JAIPUR | May 12, 2016: Using the Right to Information Act, NGO Greenpeace has accessed documents from the ministry of environment and forest and climate change (MOEFCC) that show that 417 of 825 current and future coal blocks fall within areas that ought to be categorized as "inviolate" under hydrological parameters.
The NGO, in a press release issued a few days ago, said the Forest Survey of India had assessed 825 coal blocks based on parameters for identifying inviolate forest areas.
The MOEFCC has recommended excluding 250 metres on either side of a first-order stream (the tiniest tributary of rivers) while marking the boundaries of coal blocks.

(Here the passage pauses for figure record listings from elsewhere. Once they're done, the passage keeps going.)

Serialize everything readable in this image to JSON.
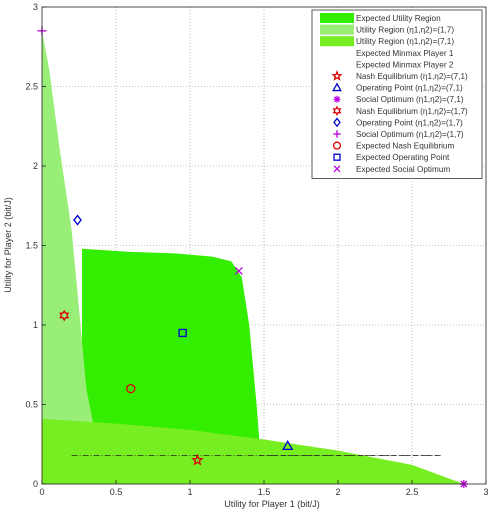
{
  "chart_data": {
    "type": "scatter",
    "title": "",
    "xlabel": "Utility for Player 1 (bit/J)",
    "ylabel": "Utility for Player 2 (bit/J)",
    "xlim": [
      0,
      3
    ],
    "ylim": [
      0,
      3
    ],
    "x_ticks": [
      0,
      0.5,
      1,
      1.5,
      2,
      2.5,
      3
    ],
    "y_ticks": [
      0,
      0.5,
      1,
      1.5,
      2,
      2.5,
      3
    ],
    "x_tick_labels": [
      "0",
      "0.5",
      "1",
      "1.5",
      "2",
      "2.5",
      "3"
    ],
    "y_tick_labels": [
      "0",
      "0.5",
      "1",
      "1.5",
      "2",
      "2.5",
      "3"
    ],
    "grid": true,
    "legend_position": "top-right",
    "colors": {
      "expected_region": "#33ee00",
      "region_17": "#99ee77",
      "region_71": "#77ee22",
      "red": "#dd0000",
      "blue": "#0000cc",
      "purple": "#bb00dd",
      "dash": "#222222"
    },
    "regions": [
      {
        "name": "Expected Utility Region",
        "boundary": [
          [
            0.27,
            1.48
          ],
          [
            0.6,
            1.46
          ],
          [
            0.9,
            1.45
          ],
          [
            1.15,
            1.43
          ],
          [
            1.28,
            1.4
          ],
          [
            1.35,
            1.3
          ],
          [
            1.4,
            1.0
          ],
          [
            1.45,
            0.5
          ],
          [
            1.47,
            0.25
          ],
          [
            1.47,
            0.2
          ],
          [
            0.27,
            0.2
          ]
        ]
      },
      {
        "name": "Utility Region (η1,η2)=(1,7)",
        "boundary": [
          [
            0,
            2.85
          ],
          [
            0.05,
            2.6
          ],
          [
            0.12,
            2.1
          ],
          [
            0.2,
            1.6
          ],
          [
            0.26,
            1.0
          ],
          [
            0.3,
            0.6
          ],
          [
            0.35,
            0.36
          ],
          [
            0,
            0.36
          ]
        ]
      },
      {
        "name": "Utility Region (η1,η2)=(7,1)",
        "boundary": [
          [
            0,
            0.41
          ],
          [
            0.5,
            0.38
          ],
          [
            1.0,
            0.34
          ],
          [
            1.5,
            0.28
          ],
          [
            2.0,
            0.21
          ],
          [
            2.5,
            0.12
          ],
          [
            2.85,
            0
          ],
          [
            0,
            0
          ]
        ]
      }
    ],
    "minmax_lines": [
      {
        "name": "Expected Minmax Player 1",
        "y": 0.18,
        "x_range": [
          0.2,
          2.7
        ],
        "style": "dashdot"
      },
      {
        "name": "Expected Minmax Player 2",
        "y": 0.18,
        "x_range": [
          1.47,
          2.7
        ],
        "style": "dashed"
      }
    ],
    "series": [
      {
        "name": "Nash Equilibrium (η1,η2)=(7,1)",
        "marker": "pentagram",
        "color": "#dd0000",
        "points": [
          [
            1.05,
            0.15
          ]
        ]
      },
      {
        "name": "Operating Point (η1,η2)=(7,1)",
        "marker": "triangle",
        "color": "#0000cc",
        "points": [
          [
            1.66,
            0.24
          ]
        ]
      },
      {
        "name": "Social Optimum (η1,η2)=(7,1)",
        "marker": "asterisk",
        "color": "#bb00dd",
        "points": [
          [
            2.85,
            0.0
          ]
        ]
      },
      {
        "name": "Nash Equilibrium (η1,η2)=(1,7)",
        "marker": "hexagram",
        "color": "#dd0000",
        "points": [
          [
            0.15,
            1.06
          ]
        ]
      },
      {
        "name": "Operating Point (η1,η2)=(1,7)",
        "marker": "diamond",
        "color": "#0000cc",
        "points": [
          [
            0.24,
            1.66
          ]
        ]
      },
      {
        "name": "Social Optimum (η1,η2)=(1,7)",
        "marker": "plus",
        "color": "#bb00dd",
        "points": [
          [
            0.0,
            2.85
          ]
        ]
      },
      {
        "name": "Expected Nash Equilibrium",
        "marker": "circle",
        "color": "#dd0000",
        "points": [
          [
            0.6,
            0.6
          ]
        ]
      },
      {
        "name": "Expected Operating Point",
        "marker": "square",
        "color": "#0000cc",
        "points": [
          [
            0.95,
            0.95
          ]
        ]
      },
      {
        "name": "Expected Social Optimum",
        "marker": "x",
        "color": "#bb00dd",
        "points": [
          [
            1.33,
            1.34
          ]
        ]
      }
    ],
    "legend": [
      {
        "label": "Expected Utility Region",
        "kind": "patch",
        "color": "#33ee00"
      },
      {
        "label": "Utility Region (η1,η2)=(1,7)",
        "kind": "patch",
        "color": "#99ee77"
      },
      {
        "label": "Utility Region (η1,η2)=(7,1)",
        "kind": "patch",
        "color": "#77ee22"
      },
      {
        "label": "Expected Minmax Player 1",
        "kind": "line"
      },
      {
        "label": "Expected Minmax Player 2",
        "kind": "line"
      },
      {
        "label": "Nash Equilibrium (η1,η2)=(7,1)",
        "kind": "marker",
        "marker": "pentagram",
        "color": "#dd0000"
      },
      {
        "label": "Operating Point (η1,η2)=(7,1)",
        "kind": "marker",
        "marker": "triangle",
        "color": "#0000cc"
      },
      {
        "label": "Social Optimum (η1,η2)=(7,1)",
        "kind": "marker",
        "marker": "asterisk",
        "color": "#bb00dd"
      },
      {
        "label": "Nash Equilibrium (η1,η2)=(1,7)",
        "kind": "marker",
        "marker": "hexagram",
        "color": "#dd0000"
      },
      {
        "label": "Operating Point (η1,η2)=(1,7)",
        "kind": "marker",
        "marker": "diamond",
        "color": "#0000cc"
      },
      {
        "label": "Social Optimum (η1,η2)=(1,7)",
        "kind": "marker",
        "marker": "plus",
        "color": "#bb00dd"
      },
      {
        "label": "Expected Nash Equilibrium",
        "kind": "marker",
        "marker": "circle",
        "color": "#dd0000"
      },
      {
        "label": "Expected Operating Point",
        "kind": "marker",
        "marker": "square",
        "color": "#0000cc"
      },
      {
        "label": "Expected Social Optimum",
        "kind": "marker",
        "marker": "x",
        "color": "#bb00dd"
      }
    ]
  }
}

Greenpeace notes a whopping 50.5% of coal blocks, under that criterion, are in territory that is "partially inviolate".
A Greenpeace activist noted that although it was four years since the exercise of identifying inviolate areas began, the coal ministry had been auctioning and allotting forest areas for mines.
"Mining in forests beyond 250 metres of the river banks often has dramatic and detrimental impact on catchment, including water pollution, erosion and worsening water scarcity," says Nandikesh Sivalingam, Greenpeace campaigner, adding that there is a lack of information in these matters in the public domain. Mining in the central Indian forests could have serious impact on water sources, he warned.